The Arcade2TV-XR is as weird and janky as it sounds. It involved manually placing a virtual arcade cabinet on top of the Arcade2TV-XR station to line up with the meat-space controls. However makeshift that experience could be, it was a more visceral experience than when you’re pretending to press your old arcade buttons on a modern-day controller.

The better option would be to find a Bluetooth fight stick that is compatible with Vision Pro. I asked Resolution Games’ co-founder and CEO Tommy Palm whether Retrocade supports third-party arcade sticks, but he couldn’t give me a direct answer. The only confirmation I got was that a PlayStation 5 DualSense will show up with the correct in-app controls. I do not have a fight stick to test it, so I can’t say whether it’s any more of an enjoyable experience. You would need to set a table as high as the virtual cabinet to even pretend you’re using the faux cabinet’s controls. That’s a lot of extra work to recreate a 45-year-old arcade machine.

Arcade games need controls like you remember

Retrocade Centipede Avp
The developers put so much extra detail into the cabinets themselves. It’s a shame you can’t manipulate the controls by hand. © Resolution Games

Other arcade sticks with USB likely won’t connect to a Vision Pro either. Even if you pony up $300 for the developer strap and its built-in USB-C, any outside peripherals likely won’t connect. Apple has done partnerships with companies like Corsair for gaming-specific keyboards and mice. Perhaps the folks in Cupertino may eventually support a fight stick as well.

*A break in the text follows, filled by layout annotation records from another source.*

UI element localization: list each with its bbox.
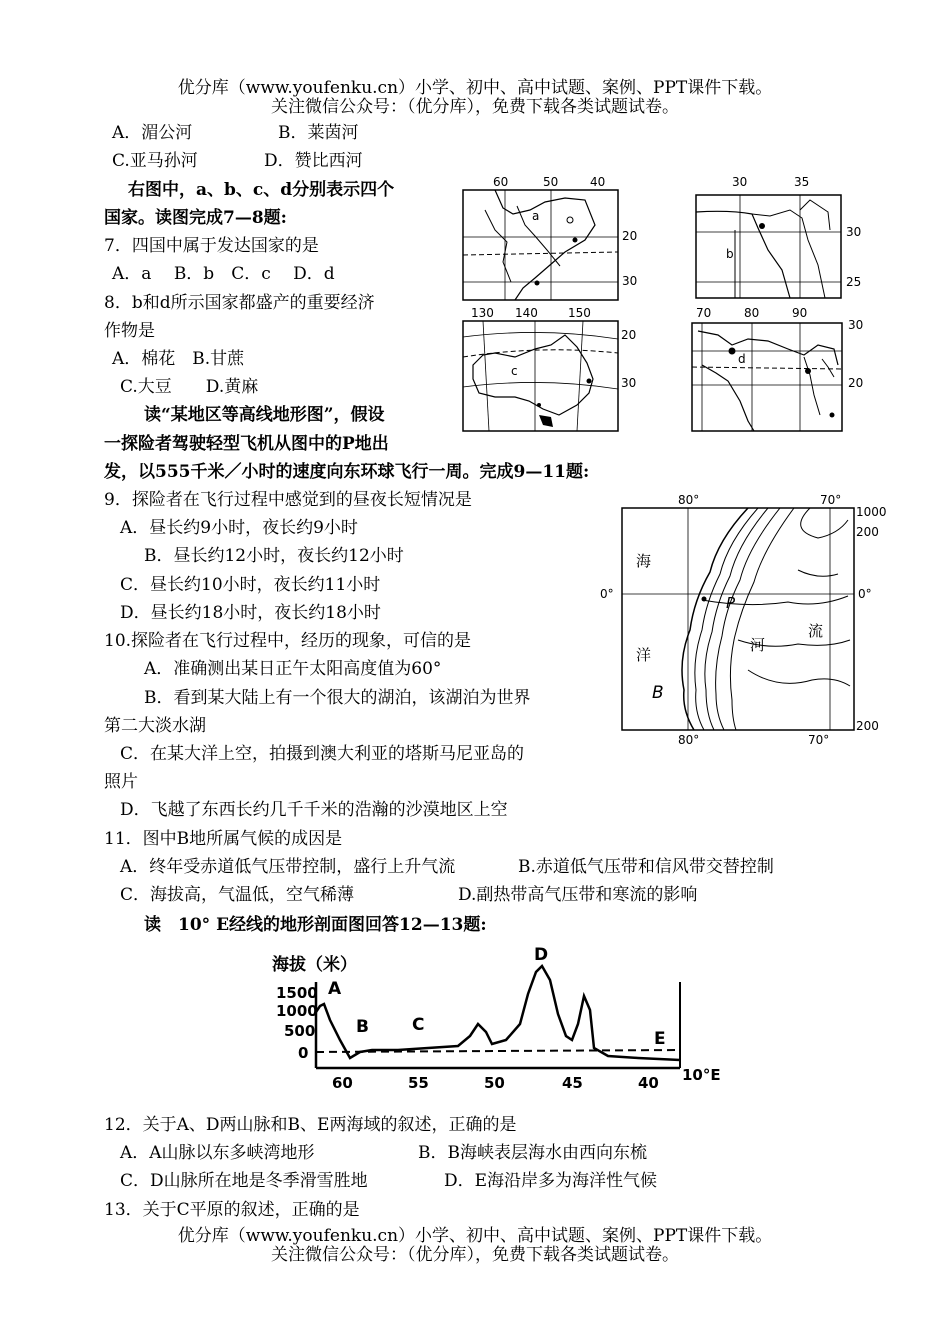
q12-stem: 12．关于A、D两山脉和B、E两海域的叙述，正确的是: [104, 1115, 517, 1135]
header-line-1: 优分库（www.youfenku.cn）小学、初中、高中试题、案例、PPT课件下载。: [177, 78, 773, 98]
q8-stem-1: 8．b和d所示国家都盛产的重要经济: [104, 293, 375, 313]
q12-option-b: B．B海峡表层海水由西向东梳: [418, 1143, 647, 1163]
map-d-lon-80: 80: [744, 306, 760, 320]
q12-option-a: A．A山脉以东多峡湾地形: [120, 1143, 315, 1163]
profile-ytick-1500: 1500: [276, 984, 318, 1002]
contour-river-char-1: 河: [750, 636, 766, 654]
map-d-country-label: d: [738, 352, 746, 366]
q10-option-b-line-1: B．看到某大陆上有一个很大的湖泊，该湖泊为世界: [144, 688, 531, 708]
q9-option-d: D．昼长约18小时，夜长约18小时: [120, 603, 381, 623]
profile-xtick-60: 60: [332, 1074, 353, 1092]
contour-right-200-bottom: 200: [856, 719, 879, 733]
profile-xtick-45: 45: [562, 1074, 583, 1092]
map-b-lon-30: 30: [732, 175, 748, 189]
q9-option-a: A．昼长约9小时，夜长约9小时: [120, 518, 358, 538]
intro-9-11-line-2: 一探险者驾驶轻型飞机从图中的P地出: [104, 434, 389, 454]
q8-stem-2: 作物是: [104, 321, 155, 341]
profile-xtick-40: 40: [638, 1074, 659, 1092]
contour-bottom-80: 80°: [678, 733, 700, 747]
q8-options-cd: C.大豆 D.黄麻: [120, 377, 259, 397]
profile-point-d: D: [534, 945, 549, 965]
map-a-lon-50: 50: [543, 175, 559, 189]
footer-line-1: 优分库（www.youfenku.cn）小学、初中、高中试题、案例、PPT课件下载。: [177, 1226, 773, 1246]
contour-right-0: 0°: [858, 587, 872, 601]
intro-12-13: 读 10° E经线的地形剖面图回答12—13题:: [144, 915, 487, 935]
map-c-lat-20: 20: [621, 328, 637, 342]
q10-stem: 10.探险者在飞行过程中，经历的现象，可信的是: [104, 631, 472, 651]
map-c: [455, 305, 635, 435]
q12-option-d: D．E海沿岸多为海洋性气候: [444, 1171, 658, 1191]
q7-options: A．a B．b C．c D．d: [112, 264, 335, 284]
map-a-country-label: a: [532, 209, 540, 223]
contour-sea-char-1: 海: [636, 552, 652, 570]
contour-river-char-2: 流: [808, 622, 824, 640]
contour-top-70: 70°: [820, 493, 842, 507]
intro-9-11-line-3: 发，以555千米／小时的速度向东环球飞行一周。完成9—11题:: [104, 462, 590, 482]
contour-left-0: 0°: [600, 587, 614, 601]
q10-option-b-line-2: 第二大淡水湖: [104, 716, 206, 736]
map-c-lon-150: 150: [568, 306, 591, 320]
q6-option-c: C.亚马孙河: [112, 151, 198, 171]
q11-option-c: C．海拔高，气温低，空气稀薄: [120, 885, 355, 905]
intro-7-8-line-1: 右图中，a、b、c、d分别表示四个: [128, 180, 395, 200]
map-d-lat-20: 20: [848, 376, 864, 390]
map-c-lat-30: 30: [621, 376, 637, 390]
contour-point-p: P: [726, 594, 736, 612]
map-b-country-label: b: [726, 247, 734, 261]
header-line-2: 关注微信公众号：（优分库），免费下载各类试题试卷。: [271, 97, 679, 117]
map-b-lat-30: 30: [846, 225, 862, 239]
profile-ytick-1000: 1000: [276, 1002, 318, 1020]
q6-option-a: A．湄公河: [112, 123, 193, 143]
profile-ylabel: 海拔（米）: [272, 955, 357, 975]
profile-chart: [268, 940, 738, 1100]
map-b-lon-35: 35: [794, 175, 810, 189]
map-d-lon-90: 90: [792, 306, 808, 320]
map-a-lat-30: 30: [622, 274, 638, 288]
profile-point-c: C: [412, 1015, 425, 1035]
profile-xtick-55: 55: [408, 1074, 429, 1092]
map-b: [690, 170, 870, 305]
profile-point-a: A: [328, 979, 342, 999]
q11-option-d: D.副热带高气压带和寒流的影响: [458, 885, 698, 905]
q11-option-a: A．终年受赤道低气压带控制，盛行上升气流: [120, 857, 456, 877]
q10-option-d: D．飞越了东西长约几千千米的浩瀚的沙漠地区上空: [120, 800, 508, 820]
map-a: [455, 170, 638, 305]
intro-7-8-line-2: 国家。读图完成7—8题:: [104, 208, 287, 228]
contour-right-200-top: 200: [856, 525, 879, 539]
map-d-lon-70: 70: [696, 306, 712, 320]
contour-sea-char-2: 洋: [636, 646, 652, 664]
q13-stem: 13．关于C平原的叙述，正确的是: [104, 1200, 360, 1220]
q9-stem: 9．探险者在飞行过程中感觉到的昼夜长短情况是: [104, 490, 472, 510]
map-a-lon-40: 40: [590, 175, 606, 189]
q10-option-a: A．准确测出某日正午太阳高度值为60°: [144, 659, 442, 679]
profile-point-e: E: [654, 1029, 666, 1049]
q11-stem: 11．图中B地所属气候的成因是: [104, 829, 343, 849]
contour-point-b: B: [652, 683, 664, 703]
map-d-lat-30: 30: [848, 318, 864, 332]
q8-options-ab: A．棉花 B.甘蔗: [112, 349, 245, 369]
q6-option-d: D．赞比西河: [264, 151, 363, 171]
q9-option-b: B．昼长约12小时，夜长约12小时: [144, 546, 404, 566]
q6-option-b: B．莱茵河: [278, 123, 359, 143]
contour-bottom-70: 70°: [808, 733, 830, 747]
q11-option-b: B.赤道低气压带和信风带交替控制: [518, 857, 774, 877]
profile-ytick-500: 500: [284, 1022, 316, 1040]
intro-9-11-line-1: 读“某地区等高线地形图”，假设: [144, 405, 385, 425]
profile-x-unit: 10°E: [682, 1066, 721, 1084]
map-b-lat-25: 25: [846, 275, 862, 289]
contour-top-80: 80°: [678, 493, 700, 507]
q10-option-c-line-1: C．在某大洋上空，拍摄到澳大利亚的塔斯马尼亚岛的: [120, 744, 525, 764]
contour-right-1000: 1000: [856, 505, 887, 519]
map-c-lon-130: 130: [471, 306, 494, 320]
profile-ytick-0: 0: [298, 1044, 309, 1062]
map-a-lat-20: 20: [622, 229, 638, 243]
map-d: [688, 305, 873, 435]
q9-option-c: C．昼长约10小时，夜长约11小时: [120, 575, 381, 595]
q12-option-c: C．D山脉所在地是冬季滑雪胜地: [120, 1171, 368, 1191]
profile-point-b: B: [356, 1017, 369, 1037]
profile-xtick-50: 50: [484, 1074, 505, 1092]
q10-option-c-line-2: 照片: [104, 772, 138, 792]
contour-map: [598, 490, 888, 750]
map-c-lon-140: 140: [515, 306, 538, 320]
map-a-lon-60: 60: [493, 175, 509, 189]
map-c-country-label: c: [511, 364, 518, 378]
q7-stem: 7．四国中属于发达国家的是: [104, 236, 319, 256]
footer-line-2: 关注微信公众号：（优分库），免费下载各类试题试卷。: [271, 1245, 679, 1265]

Retrocade with the Vision Pro could potentially offer better verisimilitude with extra control support. However, what we’re left with is a beautiful way to look at old arcade games without an immersive way to play with them. The game forces players to unlock cabinets one at a time, either by finishing daily challenges in various cabinets (such as beating a level in Pac-Man without touching a ghost) or just by achieving a certain score in each title. I quickly found myself tired of the arcade games when there was nobody there to slide in an extra quarter for some two-player action. All this in-game currency and XP aren’t enough to keep me coming back.

Retrocade is available on Apple Arcade if you have a subscription for $7 a month. The app is also available on iPhone and iPad. You would imagine that you could play a two-player game with one person on a tablet and the other in a headset, but that’s not the case. There’s no two-player option on any version of the app. With more games, more modes, and more multiplayer, Retrocade could be an excellent time waster. Would it ever replace the dream of owning a home arcade? No, certainly not.